Rabee rispolvera «Parlami d’amore Mariù»

Anche le canzoni anni ’30 nel programma del concerto della Palast Orchester

Simone Mercurio

«I piedi che non sentono immediatamente la necessità di ballare, o sono sordi o sono di legno!» è stato detto di loro. Piccole orchestre crescono. Si formi un complessino vecchio stile di quelli che suonavano un tempo nelle grandi feste da ballo o nelle navi transatlantico stile Titanic.
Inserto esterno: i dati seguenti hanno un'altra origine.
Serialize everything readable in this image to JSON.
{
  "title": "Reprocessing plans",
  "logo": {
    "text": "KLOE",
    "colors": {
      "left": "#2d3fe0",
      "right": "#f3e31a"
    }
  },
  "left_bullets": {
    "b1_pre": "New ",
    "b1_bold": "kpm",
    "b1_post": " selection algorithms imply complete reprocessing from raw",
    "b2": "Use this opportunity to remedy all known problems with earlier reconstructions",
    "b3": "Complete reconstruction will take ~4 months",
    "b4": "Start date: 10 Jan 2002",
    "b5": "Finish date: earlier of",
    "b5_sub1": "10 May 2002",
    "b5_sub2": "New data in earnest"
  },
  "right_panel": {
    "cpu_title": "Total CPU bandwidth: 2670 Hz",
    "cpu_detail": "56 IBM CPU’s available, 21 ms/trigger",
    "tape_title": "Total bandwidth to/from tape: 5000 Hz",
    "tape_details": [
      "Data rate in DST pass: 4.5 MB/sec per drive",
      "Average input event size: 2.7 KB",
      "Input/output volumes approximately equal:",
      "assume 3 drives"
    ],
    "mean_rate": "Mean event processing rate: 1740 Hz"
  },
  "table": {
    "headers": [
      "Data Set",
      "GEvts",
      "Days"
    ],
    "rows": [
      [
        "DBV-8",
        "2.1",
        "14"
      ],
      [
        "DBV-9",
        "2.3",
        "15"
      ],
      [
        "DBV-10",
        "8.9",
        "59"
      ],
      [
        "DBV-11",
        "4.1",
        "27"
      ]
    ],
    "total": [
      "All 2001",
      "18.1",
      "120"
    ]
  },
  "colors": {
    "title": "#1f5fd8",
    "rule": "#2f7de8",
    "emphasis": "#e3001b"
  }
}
Lo si porti ai giorni nostri, a incidere e risuonare tutta, ma proprio tutta, la musica leggermente movimentata che va dalle canzoni anni Trenta ai Queen e perfino Prince. Signori, ecco a voi la Palast Orchester di Berlino, questa sera alla sala Santa Cecilia del nuovo auditorium di viale de Coubertins (ore 21) per un concerto all’interno della rassegna «Santa Cecilia It’s Wonderful».
Il loro nome in Italia non è ancora popolarissimo, ma l’ensemble capitanata da quell’istrione carismatico che è il cantante Max Rabee gode già di grande successo in Germania e Austria, e si esibisce regolarmente a Parigi come a Vienna, a Mosca come a New York. Ogni loro concerto è una festa, un’esplosione liberatoria di musica e ritmi di puro «divertissement» non made in France o Italy, ma dalle radici rigorosamente e solidamente teutoniche.
Un violino, quattro sassofoni e clarinetti, due trombe, un trombone, un pianoforte, chitarra e banjo, «sousaphone», contrabbasso e percussioni, la Palast Orchester è costituita da 12 strumentisti, riproducendo fedelmente le orchestrine da ballo che furoreggiavano negli anni ’20 e ’30 sui due lati dell’Atlantico.
Dal 1986 il complesso presenta ad un pubblico sempre più entusiasta un ampio repertorio riproposto in un perfetto stile «dance band». Numerose le incisioni discografiche del complesso, che nel 2001 ha riscosso un grande successo con il cd Charming Weill, con le più celebri pagine di Kurt Weill in arrangiamenti americani degli anni ’30 in tempo di foxtrot, valzer, tango e charleston. In Italia la Palast Orchester ha debuttato a gennaio del 2003 al teatro Morlacchi di Perugia e da allora è stata una lunga successione di concerti applauditissimi - a Torino, Milano, Roma, Firenze e Bologna, come a Verona, Treviso, Udine, Rimini e Lecce -, di fronte ad un pubblico di ogni età, felice di abbandonarsi al godimento e all’umorismo ironico di Max Raabe.
Strepitoso il successo nel Capodanno 2004 al Teatro Comunale di Firenze, ove il pubblico è rimasto a ballare ben oltre mezzanotte, e al Festival di Spoleto del 2005, con una scaletta fatta da canzoni tedesche, americane e italiane, «evergreen» come Night and day, Happy days e Lady be Good, foxtrot come Salomé, nel cui ritornello è riconoscibile l’italianissima Abat-jour. Quella volta, come questa sera, un omaggio all’Italia con Vivere, Mille lire al mese, Parlami d'amore, Mariù e Così cosà, con una puntata fino ai giorni nostri e alle cover della musica pop.